The submarine had a maximum surface speed of 17.7 kn and a maximum submerged speed of 7.6 kn. When submerged, the boat could operate for 80 nmi at 4 kn; when surfaced, she could travel 8500 nmi at 10 kn. U-276 was fitted with five 53.3 cm torpedo tubes (four fitted at the bow and one at the stern), fourteen torpedoes, one 8.8 cm SK C/35 naval gun, 220 rounds, and two twin 2 cm C/30 anti-aircraft guns. The boat had a complement of between forty-four and sixty.

==Service history==
U-276 served with the 8th U-boat Flotilla for training from December 1942 to February 1944 and operationally with the 1st U-boat Flotilla from 1 March 1944. She was then reassigned to the 31st U-boat Flotilla on 1 July. She carried out three patrols, but sank no ships.

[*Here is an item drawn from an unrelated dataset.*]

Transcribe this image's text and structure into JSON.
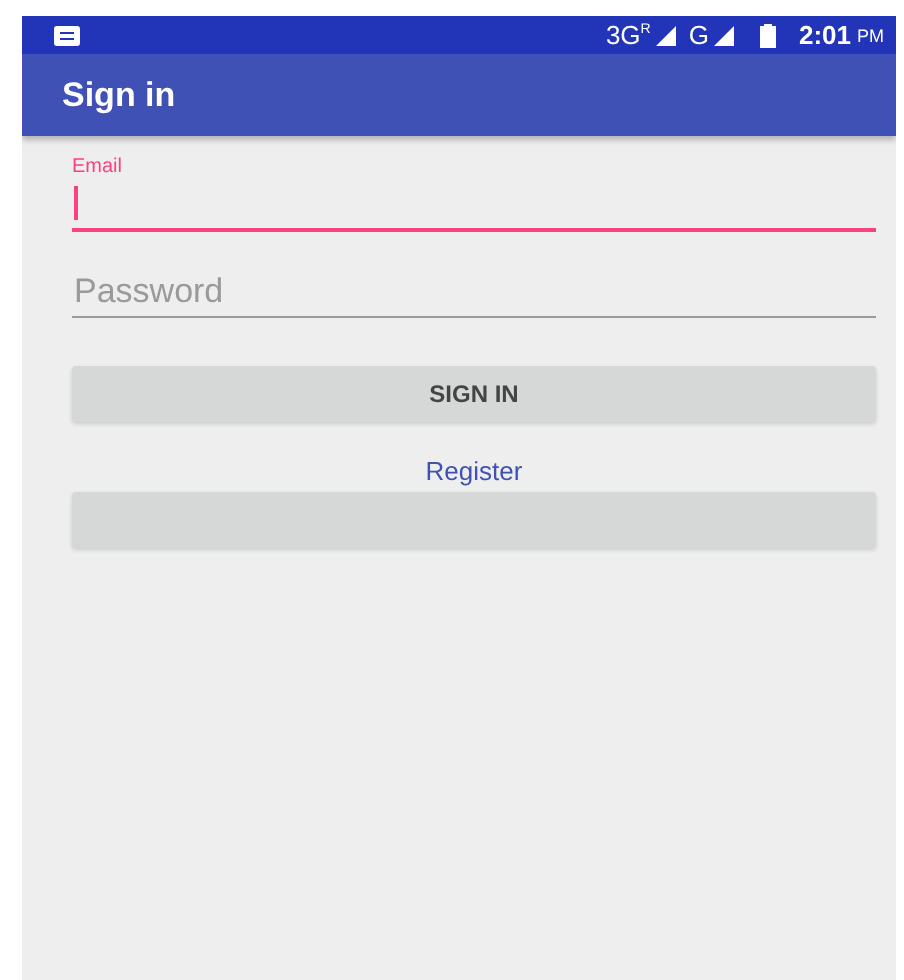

She was 'stricken' in September 1944 at Neustadt and used as a floating electrical generating plant. She was scuttled in May 1945.

She carried out short voyages between Kiel in Germany and Bergen and Trondheim in Norway over February and March 1944.

===First patrol===
The boat departed Trondheim on 22 March 1944 and returned to the Norwegian port fifteen days later on 6 April.

===Second patrol===
Her second sortie was relatively uneventful, apart from two crew members being wounded in an accident with the anti-aircraft gun.

===Third patrol===
By now the boat was based at Stavanger, from where she departed on 8 June 1944. She returned there on the 25th.

The submarine sailed back to Kiel in July 1944.

===Fate===
The boat was 'stricken' at Neustadt on 29 September 1944 and re-employed as a floating electrical generator. On 3 May 1945, the U-boat was damaged in a rocket attack by four Hawker Typhoons of No. 175 Squadron RAF. As a result of the damage, she was scuttled later that same day.